All it’s accomplished is to make every conservative in the land think even less of him than they did before.

The Washington Examiner’s Byron York wrote a brutal, matter-of-fact-style piece yesterday, laying out the undisputed details of the 2013 immigration fight, and the role Rubio and Cruz played during the ideological battle. Rubio desperately wants voters to believe, as he put it on CBS’s “Face the Nation” on Sunday, that “there isn’t that big a difference between [Cruz] and I on how to approach immigration.” York’s piece makes it unambiguously clear that the claim is a rather brazen lie: Rubio partnered with Democrats in trying to pass the bill; Cruz partnered with conservatives in trying to kill it.

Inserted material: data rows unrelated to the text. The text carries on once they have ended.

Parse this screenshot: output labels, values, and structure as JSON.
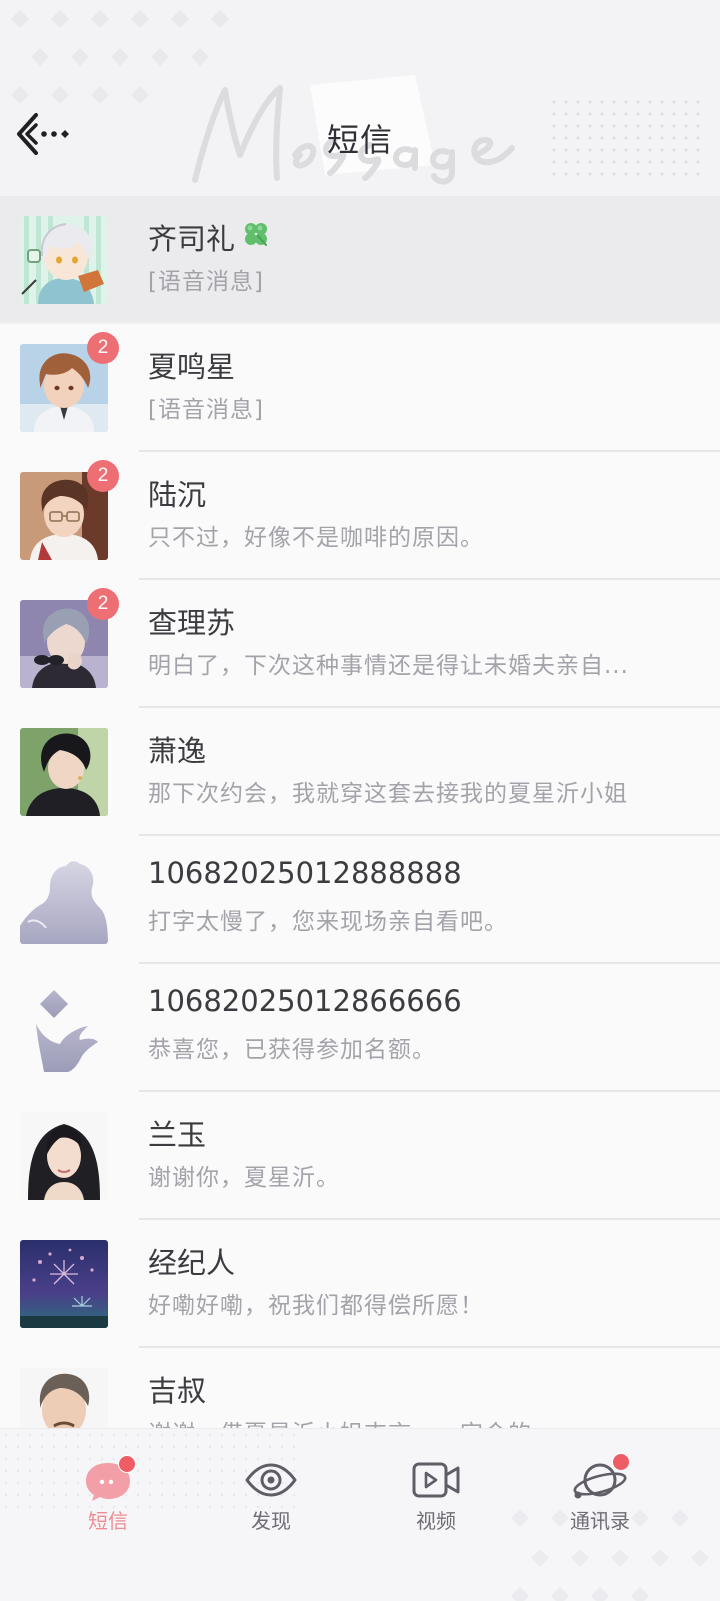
{
  "header": {
    "title": "短信"
  },
  "messages": [
    {
      "name": "齐司礼",
      "preview": "[语音消息]",
      "badge": "",
      "has_clover": true,
      "avatar": "qisili-avatar"
    },
    {
      "name": "夏鸣星",
      "preview": "[语音消息]",
      "badge": "2",
      "avatar": "xiamingxing-avatar"
    },
    {
      "name": "陆沉",
      "preview": "只不过，好像不是咖啡的原因。",
      "badge": "2",
      "avatar": "luchen-avatar"
    },
    {
      "name": "查理苏",
      "preview": "明白了，下次这种事情还是得让未婚夫亲自...",
      "badge": "2",
      "avatar": "chalisu-avatar"
    },
    {
      "name": "萧逸",
      "preview": "那下次约会，我就穿这套去接我的夏星沂小姐",
      "badge": "",
      "avatar": "xiaoyi-avatar"
    },
    {
      "name": "10682025012888888",
      "preview": "打字太慢了，您来现场亲自看吧。",
      "badge": "",
      "avatar": "default-contact-avatar"
    },
    {
      "name": "10682025012866666",
      "preview": "恭喜您，已获得参加名额。",
      "badge": "",
      "avatar": "system-contact-avatar"
    },
    {
      "name": "兰玉",
      "preview": "谢谢你，夏星沂。",
      "badge": "",
      "avatar": "lanyu-avatar"
    },
    {
      "name": "经纪人",
      "preview": "好嘞好嘞，祝我们都得偿所愿！",
      "badge": "",
      "avatar": "agent-avatar"
    },
    {
      "name": "吉叔",
      "preview": "谢谢，借夏星沂小姐吉言，一定会的。",
      "badge": "",
      "avatar": "jishu-avatar"
    }
  ],
  "tabs": [
    {
      "label": "短信",
      "icon": "message-icon",
      "active": true,
      "has_dot": true
    },
    {
      "label": "发现",
      "icon": "eye-icon",
      "active": false,
      "has_dot": false
    },
    {
      "label": "视频",
      "icon": "video-icon",
      "active": false,
      "has_dot": false
    },
    {
      "label": "通讯录",
      "icon": "planet-icon",
      "active": false,
      "has_dot": true
    }
  ],
  "colors": {
    "badge": "#ee6f73",
    "active_tab": "#ef8c93",
    "notification_dot": "#ee5c66"
  }
}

The dynamic really is that simple.

But just as important on a tactical level is that the bogus claim has the effect of reminding Republicans what it is about Rubio they dislike so much.

Why isn’t the ol’ Rovian special working?

Part of the problem is that it’s tougher to pull off in a primary, as opposed to a general election, but just as important is the fact that Rubio is asking people to believe that Ted Cruz, even while trying to kill the bipartisan immigration bill in the last Congress, wasn’t particularly conservative when it came to immigration.

And that, by any sensible measure, is simply impossible to believe. It’s why Rubio appears to be making his problem worse, not better, by shining a spotlight on his most potent vulnerability.

What’s more, even as much as the Republican establishment, like much of the Beltway media, fawns over the Florida senator, Rubio has reopened wounds he hoped were already healed. The New York Times reported the other day:

Senator Marco Rubio made a big bet on an immigration overhaul that failed – and he has been running away from it since. Now his past is catching up with him, stoking old grievances from conservative rivals who are reopening one of the most vulnerable episodes in his past.

The anger toward Mr. Rubio on the right has only grown in recent days as he has taken to aggressively questioning Senator Ted Cruz’s toughness on illegal immigration, a line of attack that some Republicans say they find disingenuous.

The piece noted that Sen. Jeff Sessions (R-Ala.), a fierce opponent of immigration reform, recently said on a conservative radio show, “I think Senator Rubio has to answer for things that were in that bill…. This presidential election is going to decide who runs the White House: the crowd that pushed this legislation or the crowd that opposed it.”


Maybe Rubio should have picked the fight in July, at which point this would be old news, instead of waiting for December?